Jacob Kaplan-Moss wrote:
> On Sat, May 17, 2008 at 11:30 PM, James Bennett <[EMAIL PROTECTED]> wrote:
>> The impression I get is that a lot of people rely on silent *variable*
>> failure, but very few rely on silent *tag* failure. In fact, most
>> real-world custom template tags I've seen are wired up to raise errors
>> quite loudly, and the few times I've tried to write tags which fail
>> silently it's been a laborious process that results in much more
>> brittle code.
> 
> Well said. I can't see making ``{{ foo.bar.baz }}`` fail loudly --
> it's just too big a change.
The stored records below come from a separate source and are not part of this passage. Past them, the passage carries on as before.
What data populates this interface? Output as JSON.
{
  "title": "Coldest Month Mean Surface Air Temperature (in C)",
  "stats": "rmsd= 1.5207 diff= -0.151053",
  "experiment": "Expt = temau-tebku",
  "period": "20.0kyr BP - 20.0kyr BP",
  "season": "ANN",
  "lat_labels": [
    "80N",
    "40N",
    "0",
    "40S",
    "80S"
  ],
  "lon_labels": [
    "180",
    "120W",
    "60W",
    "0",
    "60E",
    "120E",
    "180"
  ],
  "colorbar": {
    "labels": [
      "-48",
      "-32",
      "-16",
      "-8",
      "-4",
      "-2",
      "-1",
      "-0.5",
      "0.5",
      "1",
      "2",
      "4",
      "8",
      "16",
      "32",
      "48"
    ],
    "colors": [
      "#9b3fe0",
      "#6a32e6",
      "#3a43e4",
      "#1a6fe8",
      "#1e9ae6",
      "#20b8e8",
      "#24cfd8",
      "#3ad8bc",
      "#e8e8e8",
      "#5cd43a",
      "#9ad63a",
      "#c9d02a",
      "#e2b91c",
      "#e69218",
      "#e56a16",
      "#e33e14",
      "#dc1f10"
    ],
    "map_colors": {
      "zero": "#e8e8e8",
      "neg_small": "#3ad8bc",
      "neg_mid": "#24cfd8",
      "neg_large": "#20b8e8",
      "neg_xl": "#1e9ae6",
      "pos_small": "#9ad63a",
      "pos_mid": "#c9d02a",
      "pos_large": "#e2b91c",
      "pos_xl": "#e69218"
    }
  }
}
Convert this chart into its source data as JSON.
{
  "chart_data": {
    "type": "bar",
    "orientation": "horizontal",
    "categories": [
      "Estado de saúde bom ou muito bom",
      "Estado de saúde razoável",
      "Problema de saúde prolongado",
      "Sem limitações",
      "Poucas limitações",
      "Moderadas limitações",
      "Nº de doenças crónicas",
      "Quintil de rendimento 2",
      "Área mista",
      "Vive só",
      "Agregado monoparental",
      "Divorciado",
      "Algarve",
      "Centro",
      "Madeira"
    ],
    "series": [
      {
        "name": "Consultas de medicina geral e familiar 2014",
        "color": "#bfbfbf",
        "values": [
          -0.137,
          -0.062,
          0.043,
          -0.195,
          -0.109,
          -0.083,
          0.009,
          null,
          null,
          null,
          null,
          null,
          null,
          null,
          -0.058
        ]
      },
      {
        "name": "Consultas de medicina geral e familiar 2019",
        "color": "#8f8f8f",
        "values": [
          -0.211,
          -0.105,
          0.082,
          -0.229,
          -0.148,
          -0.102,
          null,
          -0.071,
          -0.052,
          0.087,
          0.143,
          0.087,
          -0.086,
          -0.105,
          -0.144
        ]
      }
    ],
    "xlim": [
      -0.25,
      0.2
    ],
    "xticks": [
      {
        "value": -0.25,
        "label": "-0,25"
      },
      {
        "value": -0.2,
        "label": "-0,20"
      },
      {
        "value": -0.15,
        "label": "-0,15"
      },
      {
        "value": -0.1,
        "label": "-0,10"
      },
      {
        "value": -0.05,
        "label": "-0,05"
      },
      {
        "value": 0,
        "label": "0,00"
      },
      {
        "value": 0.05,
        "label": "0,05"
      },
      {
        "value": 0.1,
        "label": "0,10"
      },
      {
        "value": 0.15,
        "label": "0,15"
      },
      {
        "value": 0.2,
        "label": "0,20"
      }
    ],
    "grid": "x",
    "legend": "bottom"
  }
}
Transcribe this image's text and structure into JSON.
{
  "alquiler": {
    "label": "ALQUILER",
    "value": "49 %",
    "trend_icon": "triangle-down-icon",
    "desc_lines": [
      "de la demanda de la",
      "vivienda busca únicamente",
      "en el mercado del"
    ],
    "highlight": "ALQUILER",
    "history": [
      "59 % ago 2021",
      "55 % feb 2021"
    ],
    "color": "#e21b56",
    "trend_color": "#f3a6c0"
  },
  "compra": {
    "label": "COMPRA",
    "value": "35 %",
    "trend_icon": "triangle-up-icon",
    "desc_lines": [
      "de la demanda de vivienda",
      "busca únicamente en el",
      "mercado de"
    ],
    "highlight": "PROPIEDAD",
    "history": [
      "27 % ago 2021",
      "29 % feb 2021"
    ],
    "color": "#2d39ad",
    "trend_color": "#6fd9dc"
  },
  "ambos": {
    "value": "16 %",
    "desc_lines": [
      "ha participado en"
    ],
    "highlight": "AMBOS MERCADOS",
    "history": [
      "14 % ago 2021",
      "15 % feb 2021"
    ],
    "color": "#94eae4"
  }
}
It especially sucks when ``foo`` or
> ``bar`` is a dynamically-constructed dictionary with variable keys.

Yes, probably too big a change to make ``{{ foo.bar.baz }}`` fail loudly 
at this point (even though there are things like the default filter and 
the firstof tag that could facilitate such a change).

I would, however, be in favor for making the exception-catching a bit 
smarter here so that we don't suppress exceptions raised by a called 
method.  For example, I'm ok with:

{{ foo.calculate_number }}

failing silently if no calculate_number attribute/method exists for foo, 
but if calculate_number is a method and happens to raise an exception 
when called, I want that to bubble up and fail loudly.  Otherwise, 
hunting down the error becomes more of a chore.  Besides, the motivation 
behind the silent behavior seems to be more for missing attributes.

> I think taking a close look at built-in *tags*, though, is a good idea
> -- in general, tags should fail loudly. There are exceptions, of
> course; ``{% if dict.somekey %}`` is a common idiom which translates
> to something like ``if dict.has_key('somekey') and dict.somekey`` --
> this is good.

I also agree that, in many instances, tags should fail loudly, and that 
these types of failures need to be looked at on a tag by tag basis.  The 
question then becomes, do we want to always raise these exceptions or do 
we want to only raise them if settings.TEMPLATE_DEBUG is True?